Organizations should test whether the RMIS can produce loss runs, claim trend reports, executive dashboards, renewal reports, incident summaries, exposure reports, and location-level analytics. Reports should be easy to filter by business unit, location, claim type, policy period, cause, severity, and status. Users should also be able to create recurring reports without heavy vendor dependence. Strong reporting is one of the biggest RMIS value drivers. The system should turn raw risk data into practical decisions.

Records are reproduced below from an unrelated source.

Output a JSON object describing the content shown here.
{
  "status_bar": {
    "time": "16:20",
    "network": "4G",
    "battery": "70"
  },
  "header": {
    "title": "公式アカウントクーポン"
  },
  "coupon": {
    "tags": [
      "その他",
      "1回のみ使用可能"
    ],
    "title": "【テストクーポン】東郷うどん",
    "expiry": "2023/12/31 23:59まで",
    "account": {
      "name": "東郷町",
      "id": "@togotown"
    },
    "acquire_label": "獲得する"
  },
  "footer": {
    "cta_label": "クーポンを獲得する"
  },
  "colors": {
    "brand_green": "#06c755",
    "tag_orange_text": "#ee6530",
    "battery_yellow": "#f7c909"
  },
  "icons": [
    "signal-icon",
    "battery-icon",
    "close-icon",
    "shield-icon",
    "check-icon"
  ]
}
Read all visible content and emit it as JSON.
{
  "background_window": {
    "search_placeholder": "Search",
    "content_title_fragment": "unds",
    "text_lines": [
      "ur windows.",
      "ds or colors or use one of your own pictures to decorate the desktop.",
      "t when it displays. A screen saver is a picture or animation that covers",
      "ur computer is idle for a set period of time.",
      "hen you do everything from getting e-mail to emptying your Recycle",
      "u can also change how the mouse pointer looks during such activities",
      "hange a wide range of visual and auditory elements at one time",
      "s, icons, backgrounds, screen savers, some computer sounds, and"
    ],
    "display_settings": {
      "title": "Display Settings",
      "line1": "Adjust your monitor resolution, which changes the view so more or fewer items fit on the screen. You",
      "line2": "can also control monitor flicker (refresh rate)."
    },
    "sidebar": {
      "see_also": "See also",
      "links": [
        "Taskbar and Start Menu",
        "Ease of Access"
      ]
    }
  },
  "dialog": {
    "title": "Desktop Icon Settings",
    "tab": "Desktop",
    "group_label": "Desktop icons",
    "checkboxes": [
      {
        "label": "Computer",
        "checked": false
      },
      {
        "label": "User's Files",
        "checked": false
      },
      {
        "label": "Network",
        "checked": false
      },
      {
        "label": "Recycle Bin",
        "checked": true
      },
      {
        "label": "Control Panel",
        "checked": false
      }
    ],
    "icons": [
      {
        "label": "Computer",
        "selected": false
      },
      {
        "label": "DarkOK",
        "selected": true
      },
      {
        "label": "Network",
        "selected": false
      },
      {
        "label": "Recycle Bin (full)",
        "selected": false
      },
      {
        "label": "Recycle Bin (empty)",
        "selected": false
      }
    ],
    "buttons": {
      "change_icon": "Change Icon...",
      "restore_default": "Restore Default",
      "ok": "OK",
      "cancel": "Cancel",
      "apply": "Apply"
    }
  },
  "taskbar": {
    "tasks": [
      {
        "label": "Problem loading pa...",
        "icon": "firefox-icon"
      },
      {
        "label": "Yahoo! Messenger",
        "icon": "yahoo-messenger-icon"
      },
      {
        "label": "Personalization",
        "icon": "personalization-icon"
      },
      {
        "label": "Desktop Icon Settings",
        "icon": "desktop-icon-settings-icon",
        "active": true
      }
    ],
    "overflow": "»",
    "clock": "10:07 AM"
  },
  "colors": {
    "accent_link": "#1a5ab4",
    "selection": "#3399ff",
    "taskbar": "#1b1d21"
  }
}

9. Can RMIS help with insurance renewals?
Yes, RMIS platforms can support insurance renewals by organizing claims history, exposures, policy data, loss trends, incident records, and risk improvement actions. Clean RMIS data helps brokers and insurers better understand the organizationโs risk profile. It can also reduce the time spent gathering renewal information from scattered departments. Strong analytics can support better negotiations and risk financing decisions. Renewal value depends on data accuracy, timely updates, and well-designed reports.
10. Is RMIS only for large companies?
RMIS platforms are most common in large and mid-sized organizations because they manage more claims, policies, exposures, and stakeholders. However, smaller organizations with high-risk operations, frequent incidents, complex insurance programs, or heavy compliance needs may also benefit. A small organization may not need a full enterprise RMIS, but it may need incident tracking, claim reporting, or policy management. The decision should be based on complexity, not only company size. If risk data is scattered and decisions are slow, RMIS may help.
Conclusion
Risk Management Information Systems RMIS help organizations centralize risk, claims, incidents, policies, exposures, documents, and analytics so they can make better insurance and risk decisions. The best platform depends on whether your organization needs traditional claims and insurance RMIS, broader enterprise risk management, broker-connected reporting, or enterprise workflow automation. Origami Risk, Riskonnect, and Ventiv are strong independent RMIS options; Marsh ClearSight, Aon RiskConsole, and Gallagher CORE360 are useful when broker advisory alignment matters; Resolver and LogicManager fit risk, incident, and ERM workflows; ServiceNow IRM and Archer are strong for large enterprises needing broader integrated risk governance. There is no single universal winner because a public entity, healthcare system, manufacturer, university, retailer, and global enterprise all have different risk information needs.